Das Städtchen Dorpat beschreiben die ehemaligen Studenten recht unterschiedlich. Das “Heidelberg des Nordens” galt nicht gerade als architektonische Perle, manche beklagten seine Provinzialität. Herbert von Blanckenhagen aber schätzte gerade das menschlich Vormoderne: „Ganze Straßenzüge bestanden damals noch aus schlichten ein- oder zweistöckigen Holzhäusern, die im Gegensatz zu der monotonen Gleichgültigkeit städtischer Mietskasernen das Gesicht persönlicher Privatwohnungen trugen. Viele moderne Großstädte haben ihren eigenen Menschentyp herausgebildet, im alten Dorpat aber prägte noch der Mensch das Wesen der Stadt.”5


Das Menschlich-Allzumenschliche wurde mit der üblichen Doppelmoral verrichtet, in “Trans-Embach”, also in Dorpats Vierteln jenseits des städtischen Flusses, lagen die Spelunken und die Örtlichkeiten, die zum vorehelichen Geschlechtsverkehr luden; Orte, die in den Lebenserinnerungen meistens verschwiegen wurden. Angeblich herrschte Sittenstrenge “wie im Victorianischen England”. Sittlichkeit ist häufig nur zur Schau gestellte Bigotterie; es kommt nur darauf an, sich nicht erwischen zu lassen. Nur wenige berichteten von den “Gefahrenquellen”, die in Trans-Embach verborgen lagen. Das Nachsehen hatten vor allem die Prostituierten, deren Tätigkeit geächtet war, während ihre jungen Kunden sich “die Hörner abstießen”, wofür man in männlicher Gesellschaft ein gewisses süffisantes Verständnis aufbrachte.  

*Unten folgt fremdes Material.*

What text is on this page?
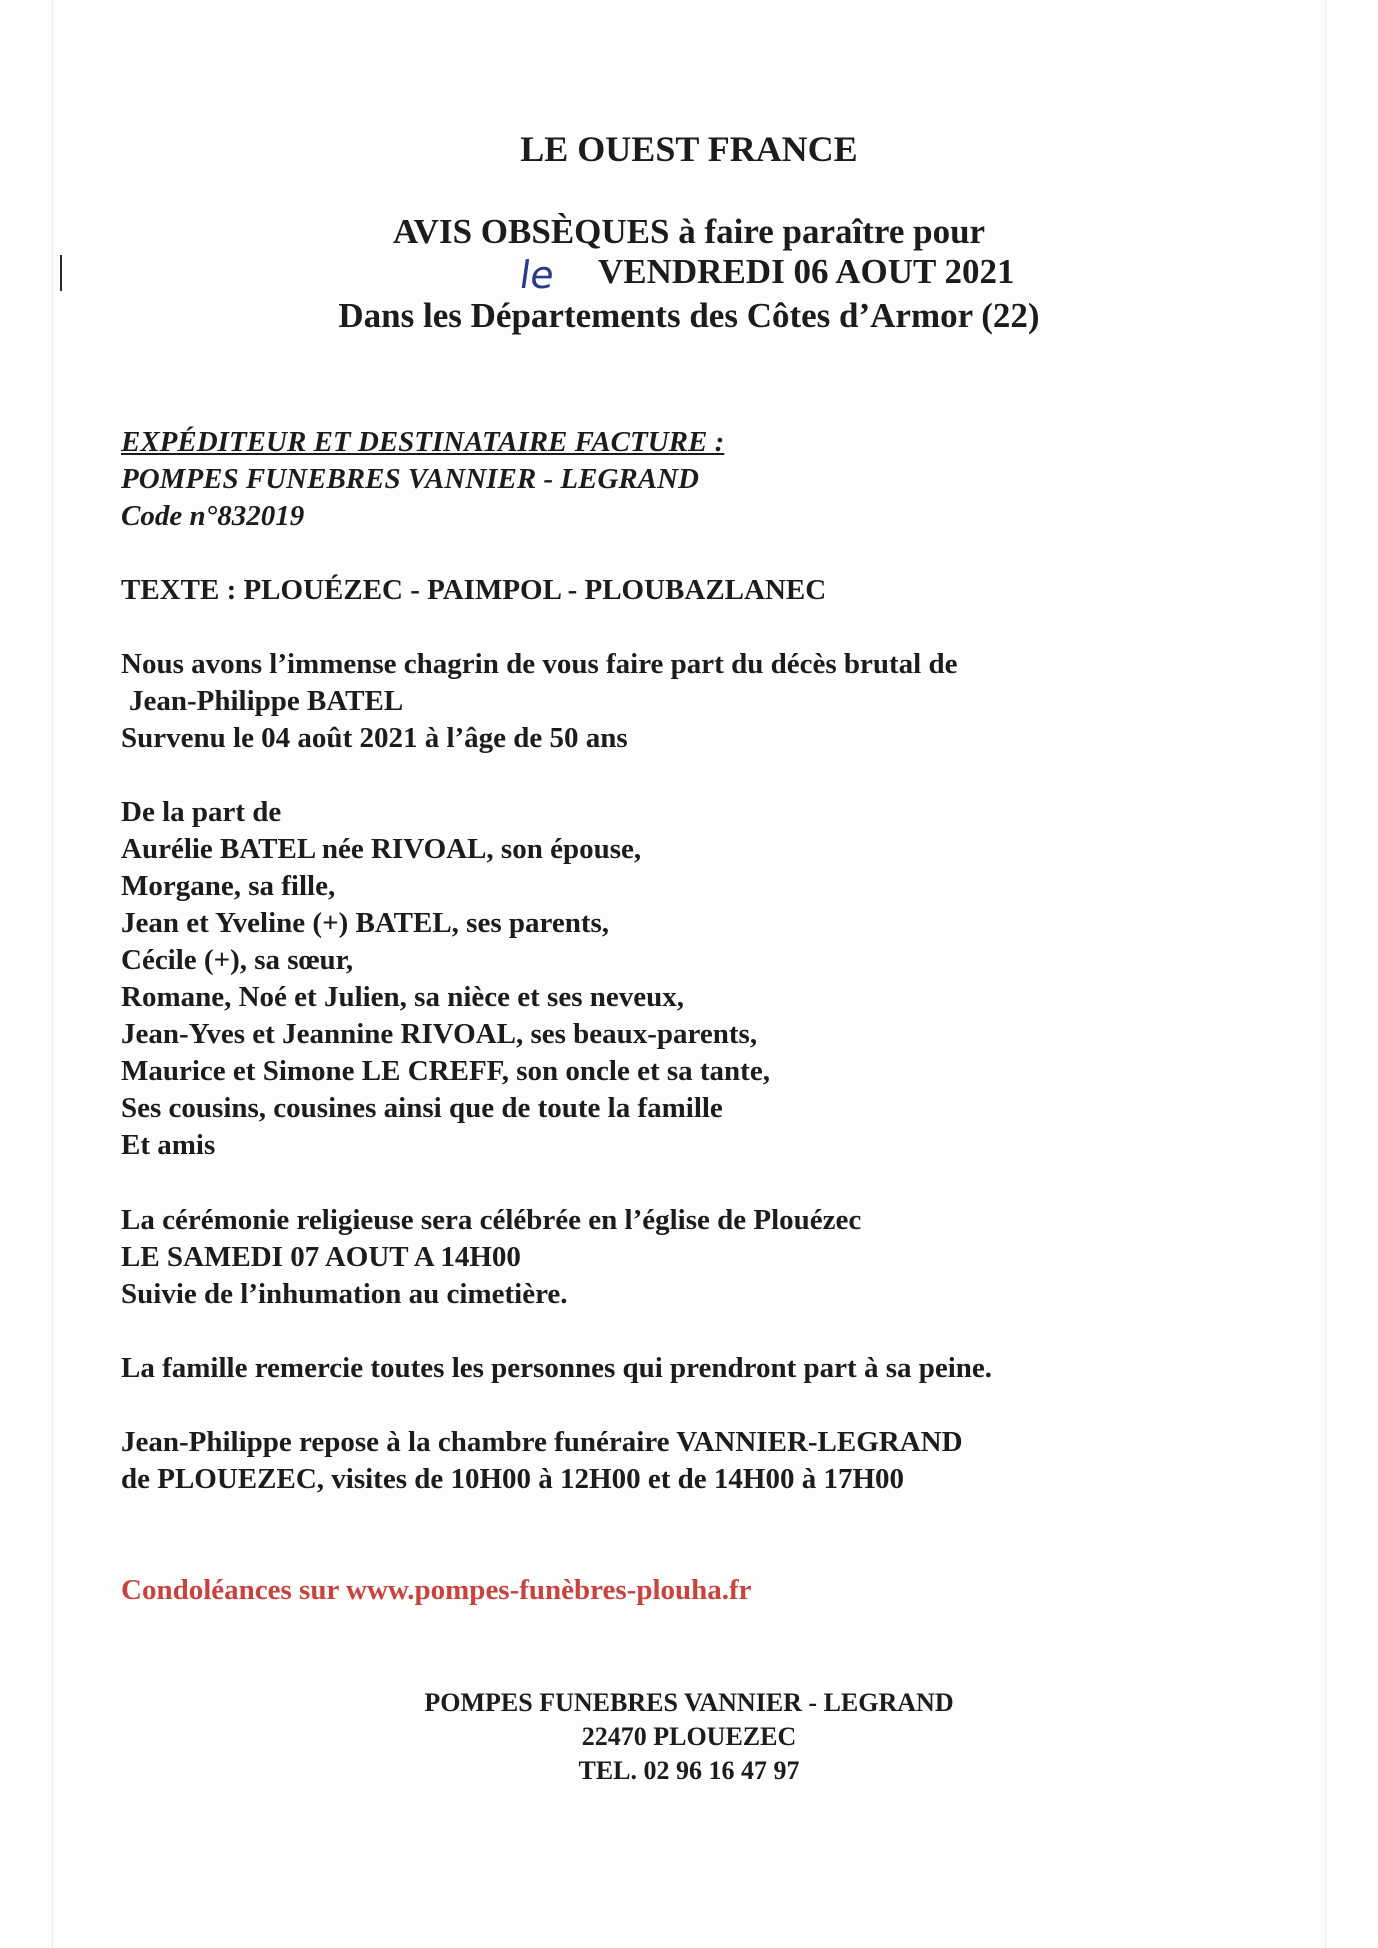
LE OUEST FRANCE

AVIS OBSÈQUES à faire paraître pour

le VENDREDI 06 AOUT 2021

Dans les Départements des Côtes d’Armor (22)

EXPÉDITEUR ET DESTINATAIRE FACTURE :

POMPES FUNEBRES VANNIER - LEGRAND

Code n°832019

TEXTE : PLOUÉZEC - PAIMPOL - PLOUBAZLANEC

Nous avons l’immense chagrin de vous faire part du décès brutal de

Jean-Philippe BATEL

Survenu le 04 août 2021 à l’âge de 50 ans

De la part de
Aurélie BATEL née RIVOAL, son épouse,
Morgane, sa fille,
Jean et Yveline (+) BATEL, ses parents,
Cécile (+), sa sœur,
Romane, Noé et Julien, sa nièce et ses neveux,
Jean-Yves et Jeannine RIVOAL, ses beaux-parents,
Maurice et Simone LE CREFF, son oncle et sa tante,
Ses cousins, cousines ainsi que de toute la famille
Et amis
La cérémonie religieuse sera célébrée en l’église de Plouézec
LE SAMEDI 07 AOUT A 14H00
Suivie de l’inhumation au cimetière.

La famille remercie toutes les personnes qui prendront part à sa peine.

Jean-Philippe repose à la chambre funéraire VANNIER-LEGRAND
de PLOUEZEC, visites de 10H00 à 12H00 et de 14H00 à 17H00

Condoléances sur www.pompes-funèbres-plouha.fr

POMPES FUNEBRES VANNIER - LEGRAND

22470 PLOUEZEC

TEL. 02 96 16 47 97
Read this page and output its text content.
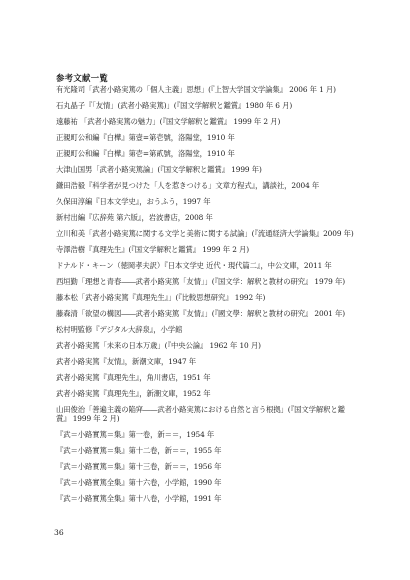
参考文献一覧
有光隆司「武者小路実篤の「個人主義」思想」(『上智大学国文学論集』 2006 年 1 月)
石丸晶子『「友情」(武者小路実篤)」(『国文学解釈と鑑賞』1980 年 6 月)
遠藤祐 「武者小路実篤の魅力」(『国文学解釈と鑑賞』 1999 年 2 月)
正親町公和編『白樺』第壹=第壱號，洛陽堂，1910 年
正親町公和編『白樺』第壱=第貳號，洛陽堂，1910 年
大津山国男「武者小路実篤論」(『国文学解釈と鑑賞』 1999 年)
鎌田浩毅『科学者が見つけた「人を惹きつける」文章方程式』，講談社，2004 年
久保田淳編『日本文学史』，おうふう，1997 年
新村出編『広辞苑 第六版』，岩波書店，2008 年
立川和美「武者小路実篤に関する文学と美術に関する試論」(『流通経済大学論集』2009 年)
寺澤浩樹『真理先生』(『国文学解釈と鑑賞』 1999 年 2 月)
ドナルド・キーン（徳岡孝夫訳）『日本文学史 近代・現代篇二』，中公文庫，2011 年
西垣勤「理想と青春――武者小路実篤「友情」」(『国文学：解釈と教材の研究』 1979 年)
藤本松「武者小路実篤『真理先生』」(『比較思想研究』 1992 年)
藤森清「欲望の構図――武者小路実篤『友情』」(『國文學：解釈と教材の研究』 2001 年)
松村明監修『デジタル大辞泉』，小学館
武者小路実篤「未来の日本万歳」(『中央公論』 1962 年 10 月)
武者小路実篤『友情』，新潮文庫，1947 年
武者小路実篤『真理先生』，角川書店，1951 年
武者小路実篤『真理先生』，新潮文庫，1952 年
山田俊治「善遍主義の陥穽――武者小路実篤における自然と言う根拠」(『国文学解釈と鑑
賞』 1999 年 2 月)
『武＝小路實篤＝集』第一卷，新＝＝，1954 年
『武＝小路實篤＝集』第十二卷，新＝＝，1955 年
『武＝小路實篤＝集』第十三卷，新＝＝，1956 年
『武＝小路實篤全集』第十六卷，小学館，1990 年
『武＝小路實篤全集』第十八卷，小学館，1991 年
36
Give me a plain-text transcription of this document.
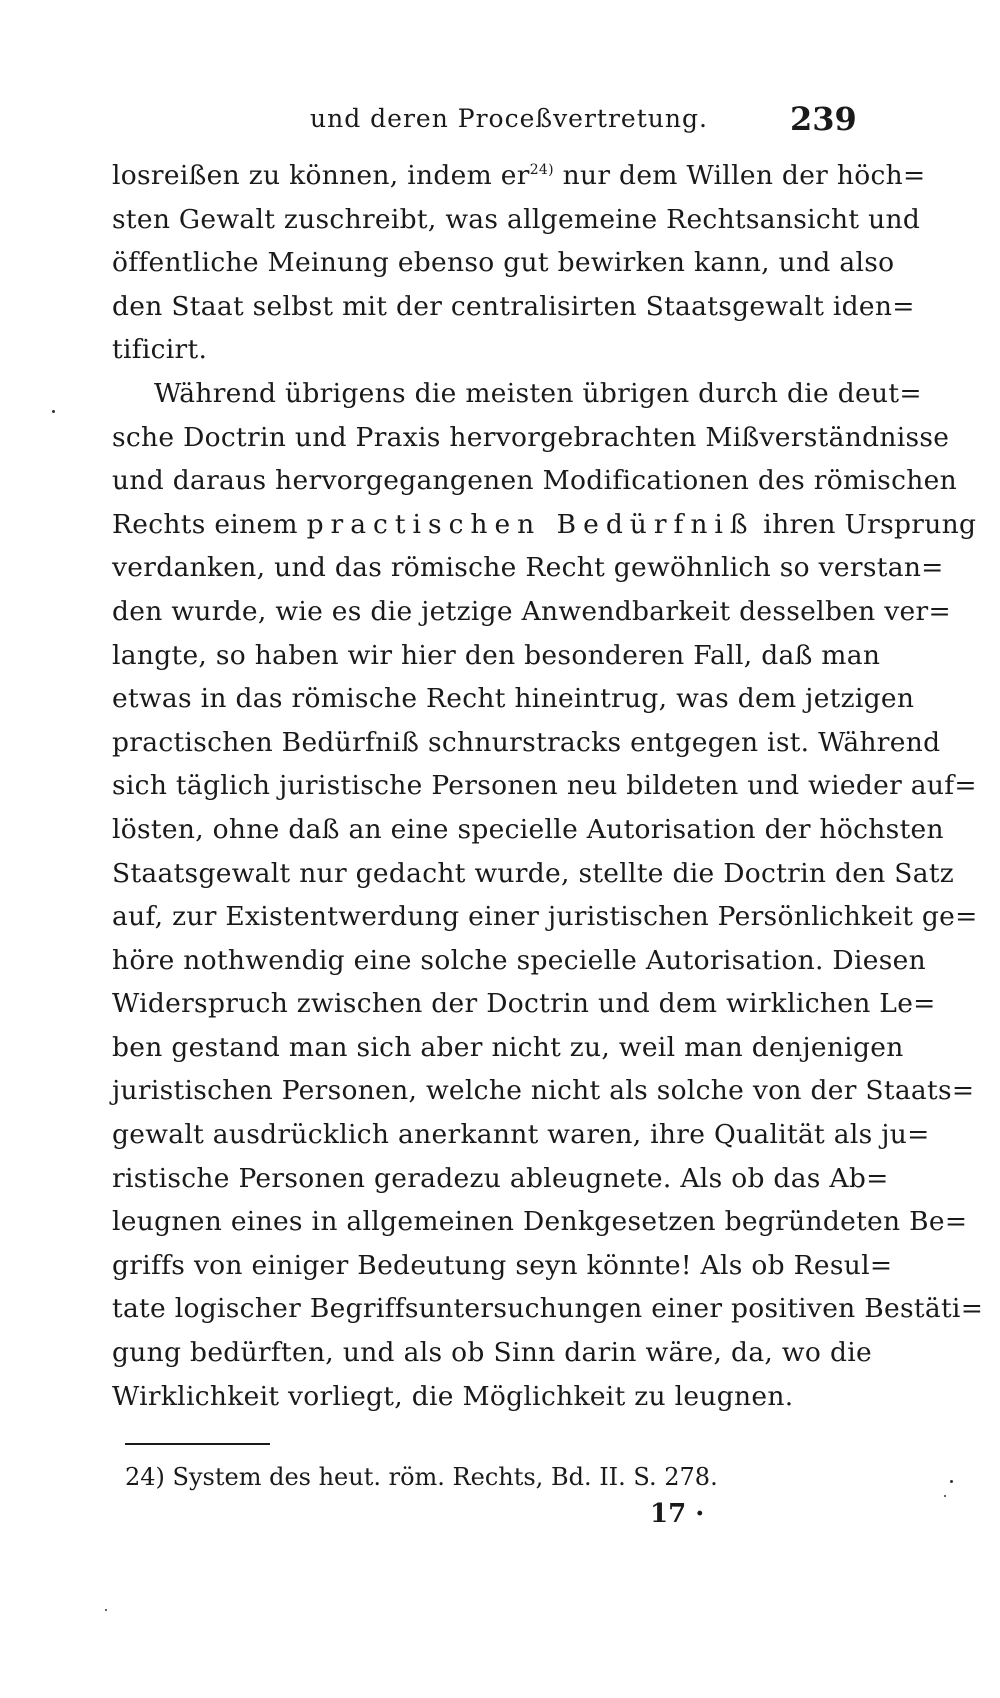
und deren Proceßvertretung.	239
losreißen zu können, indem $er^{24)}$ nur dem Willen der höch=
sten Gewalt zuschreibt, was allgemeine Rechtsansicht und
öffentliche Meinung ebenso gut bewirken kann, und also
den Staat selbst mit der centralisirten Staatsgewalt iden=
tificirt.
Während übrigens die meisten übrigen durch die deut=
sche Doctrin und Praxis hervorgebrachten Mißverständnisse
und daraus hervorgegangenen Modificationen des römischen
Rechts einem practischen Bedürfniß ihren Ursprung
verdanken, und das römische Recht gewöhnlich so verstan=
den wurde, wie es die jetzige Anwendbarkeit desselben ver=
langte, so haben wir hier den besonderen Fall, daß man
etwas in das römische Recht hineintrug, was dem jetzigen
practischen Bedürfniß schnurstracks entgegen ist. Während
sich täglich juristische Personen neu bildeten und wieder auf=
lösten, ohne daß an eine specielle Autorisation der höchsten
Staatsgewalt nur gedacht wurde, stellte die Doctrin den Satz
auf, zur Existentwerdung einer juristischen Persönlichkeit ge=
höre nothwendig eine solche specielle Autorisation. Diesen
Widerspruch zwischen der Doctrin und dem wirklichen Le=
ben gestand man sich aber nicht zu, weil man denjenigen
juristischen Personen, welche nicht als solche von der Staats=
gewalt ausdrücklich anerkannt waren, ihre Qualität als ju=
ristische Personen geradezu ableugnete. Als ob das Ab=
leugnen eines in allgemeinen Denkgesetzen begründeten Be=
griffs von einiger Bedeutung seyn könnte! Als ob Resul=
tate logischer Begriffsuntersuchungen einer positiven Bestäti=
gung bedürften, und als ob Sinn darin wäre, da, wo die
Wirklichkeit vorliegt, die Möglichkeit zu leugnen.
24) System des heut. röm. Rechts, Bd. II. S. 278.
17 ·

Die Heiratskandidatinnen lernten die Burschen beim Tennisspiel kennen, so dass Wilhelm Schlau die Funktion dieses Sports in folgender Frage andeutete: „Spielt Ihr Fräulein Tochter noch Tennis oder ist sie schon verlobt?”6 Stehen die Herren im Verdacht, den äußerlichen Reizen des weiblichen Geschlechts besinnungslos zu verfallen, so unterstellt man den Damen, dass sie nur von ranghöchsten Männchen frohlockt werden möchten - sehr zum Verdruss der Dorpater Handwerker. Die Streitigkeiten der Studenten mit Handwerksgesellen hatten am Embach Tradition. Emil Anders berichtete, dass junge Dorpater Handwerksmeister sich in anderen Städten umschauen mussten, “weil die Dorpater Handwerkstöchter auf studierte Heiratskandidaten rechneten”.7


Die deutsche Burschentradition hatte großen Einfluss auf die Entstehung estnischer und lettischer Nationalbewegungen, die 1870 mit den Gründungen der Dorpater Verbindungen Societas Studiosorum Estonorum und der Lettonia ihren akademischen Anfang nahmen. Auch estnische und lettische Burschen präsentierten sich im Vollwichs-Design und latinisierten ihr Vokabular. So wie deutsche Burschen ein Jahrhundert zuvor gegen Napoleon kämpften, riskierten lettische und estnische Studenten ihr Leben für unabhängige Nationalstaaten. Zur Schattenseite der lettischen Burschenschaftsgeschichte gehört, dass die Anführer des Arajs-Kommandos, das sich während der deutschen Besatzung an den SS-Massenerschießungen beteiligte, sich größtenteils aus Lettonia-Mitgliedern rekrutierte.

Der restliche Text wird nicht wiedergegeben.